European Soil Scientists Discuss Biological Farming at Summer Organic Farming Workshop at Boys Town 1972-1975
By Roger Blobaum
A fascinating view of biological agriculture was presented by Dr. Herbert H. Koepf, a soil science professor from Europe, at an Omaha-area workshop for organic farmers and others from the Midwest.
Also appearing at the all-day August session was Pierre Ott, a French agronomist now teaching at the University of California at Vera Cruz. The workshop was sponsored by the Center for Rural Affairs in cooperation with Father Flanagan’s Boys Town and the Quality Environmental Council of Omaha. It was coordinated by Bob Steffen, who manages the organic farming operation at Boys Town.
Koepf, the featured speaker, pointed out that organic or biological agriculture is the best long-term approach to farming. It also is a complicated process, he said, where questions do not always have easy answers and where much is unknown.
“A soil is not just a box where we put something in and take something out,” he said. “There is more going on in the soil than we realize.”
Koepf has worked with biodynamic agriculture for more than 40 years and now heads the School of Biodynamic Agriculture at Emerson College in Forest Grove, Sussex, England. He was director of the Biochemical Research Laboratory at Spring Valley, N.Y., for several years in the 1960s.
He said biodynamic farms in Europe that use only manure for fertilizer show good yields, that nitrogen and potassium and potash are emphasized too much in conventional agriculture, and that lasting fertility requires an optimum balance of such factors as soil life, water-holding capacity, and soil aeration.
He was critical of concentration of livestock in huge feedlots, often hundreds of miles away from farms where the grain being fed is produced, and the lack of emphasis on returning manure to the soil.
“To concentrate livestock the way it has been done here and the way it is being done in Europe is one of those developments and one of those steps in agriculture that quite a few future generations will have to struggle with,” he said.
“It makes you feel especially sad when you know that in actual fact you can’t maintain lasting soil fertility without a certain amount of animal manures.”
He explained the process, which he said is not fully understood, by which inorganic nitrogen fertilizer hastens the depletion of organic matter in the soil.

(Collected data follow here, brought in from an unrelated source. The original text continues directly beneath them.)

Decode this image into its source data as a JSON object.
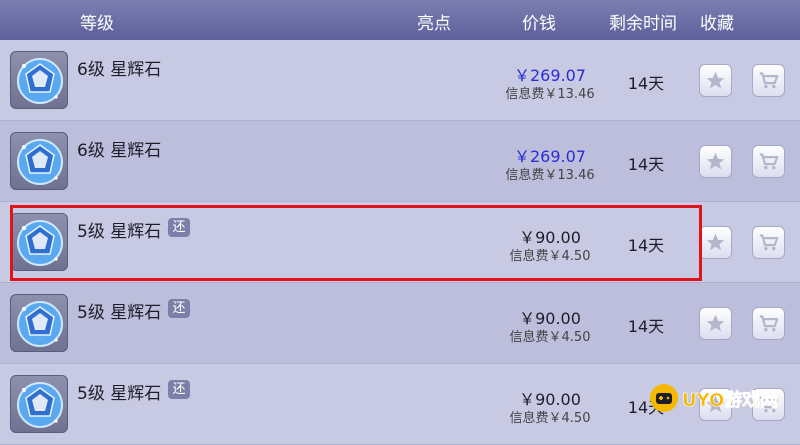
{
  "header": {
    "level": "等级",
    "highlight": "亮点",
    "price": "价钱",
    "remaining_time": "剩余时间",
    "favorite": "收藏"
  },
  "items": [
    {
      "name": "6级 星辉石",
      "badge": "",
      "price": "￥269.07",
      "fee": "信息费￥13.46",
      "time": "14天",
      "price_color": "#2b2bd6"
    },
    {
      "name": "6级 星辉石",
      "badge": "",
      "price": "￥269.07",
      "fee": "信息费￥13.46",
      "time": "14天",
      "price_color": "#2b2bd6"
    },
    {
      "name": "5级 星辉石",
      "badge": "还",
      "price": "￥90.00",
      "fee": "信息费￥4.50",
      "time": "14天",
      "price_color": "#1e1e2a"
    },
    {
      "name": "5级 星辉石",
      "badge": "还",
      "price": "￥90.00",
      "fee": "信息费￥4.50",
      "time": "14天",
      "price_color": "#1e1e2a"
    },
    {
      "name": "5级 星辉石",
      "badge": "还",
      "price": "￥90.00",
      "fee": "信息费￥4.50",
      "time": "14天",
      "price_color": "#1e1e2a"
    }
  ],
  "icons": {
    "gem": "gem-icon",
    "favorite": "star-icon",
    "buy": "cart-icon"
  },
  "watermark": {
    "text": "UYO游戏网"
  },
  "colors": {
    "header_bg": "#6c6fa8",
    "highlight_border": "#e0121a",
    "blue_price": "#2b2bd6"
  }
}
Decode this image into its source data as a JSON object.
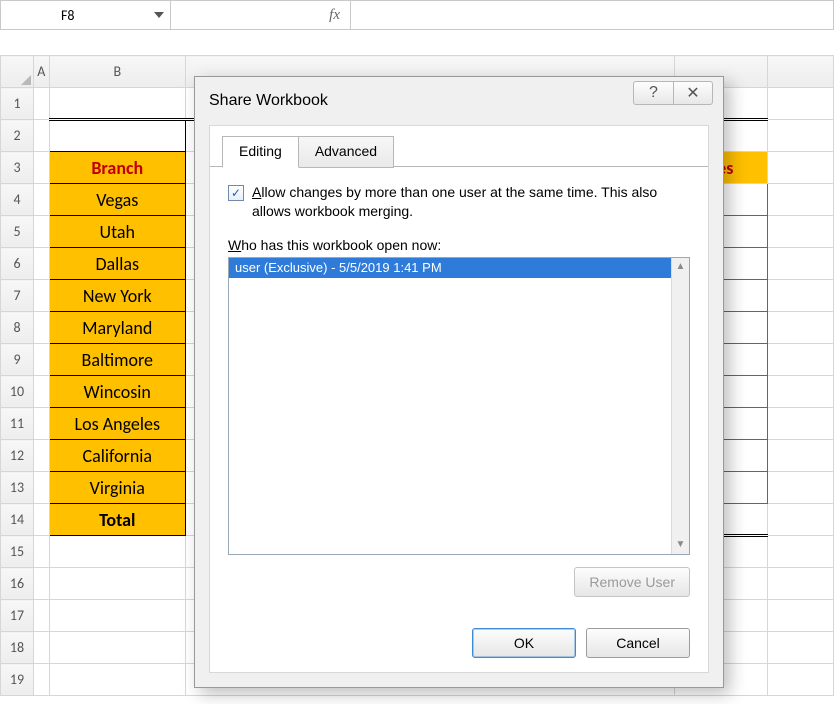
{
  "formula_bar": {
    "namebox_value": "F8",
    "fx_label": "fx"
  },
  "sheet": {
    "col_headers": [
      "A",
      "B"
    ],
    "row_numbers": [
      "1",
      "2",
      "3",
      "4",
      "5",
      "6",
      "7",
      "8",
      "9",
      "10",
      "11",
      "12",
      "13",
      "14",
      "15",
      "16",
      "17",
      "18",
      "19"
    ],
    "header_b": "Branch",
    "header_sales_fragment": "ales",
    "data_b": [
      "Vegas",
      "Utah",
      "Dallas",
      "New York",
      "Maryland",
      "Baltimore",
      "Wincosin",
      "Los Angeles",
      "California",
      "Virginia"
    ],
    "total_label": "Total"
  },
  "dialog": {
    "title": "Share Workbook",
    "help_glyph": "?",
    "close_glyph": "✕",
    "tab_editing": "Editing",
    "tab_advanced": "Advanced",
    "checkbox_label_prefix": "A",
    "checkbox_label_rest": "llow changes by more than one user at the same time.  This also allows workbook merging.",
    "checkbox_checked_glyph": "✓",
    "who_label_prefix": "W",
    "who_label_rest": "ho has this workbook open now:",
    "list_items": [
      "user (Exclusive) - 5/5/2019 1:41 PM"
    ],
    "scroll_up_glyph": "▲",
    "scroll_down_glyph": "▼",
    "remove_user_label": "Remove User",
    "ok_label": "OK",
    "cancel_label": "Cancel"
  }
}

“To build up organic matter in the soil and to build into the soil a lasting organic reserve of nitrogen requires animal manure,” he said. “It is difficult to increase organic matter when chemical nitrogen is used.”
Koepf said he had reservations about field applications of liquid manure, explaining that the result in many cases is either an overdose or a loss of nutrients through denitrification. The best approach is composting manure, he said, stabilizing the nitrogen and adding lasting nitrogen to the soil. He said fresh manure inhibits germination and root growth while composted or mature manure enhances plant growth.
Ott raised questions about the heavy use of inorganic fertilizers, the long-term impact of conventional farming, and the social costs involved. He pointed out that too little attention is paid to the quality of food grown and suggested that crops grown with large amounts of chemical fertilizer may have important implications in terms of health problems and medical bills.
In responding to a question about how to determine whether a soil is alive, he said a good farmer can determine that by walking across his fields. How the soil reacts to the pressure of one’s foot, he said, can tell a good deal about its fertilizer needs. He said a fertile soil has good structure, plenty of organic matter, a good smell, is well aerated, and has twice the weight of a cow in earthworms per acre.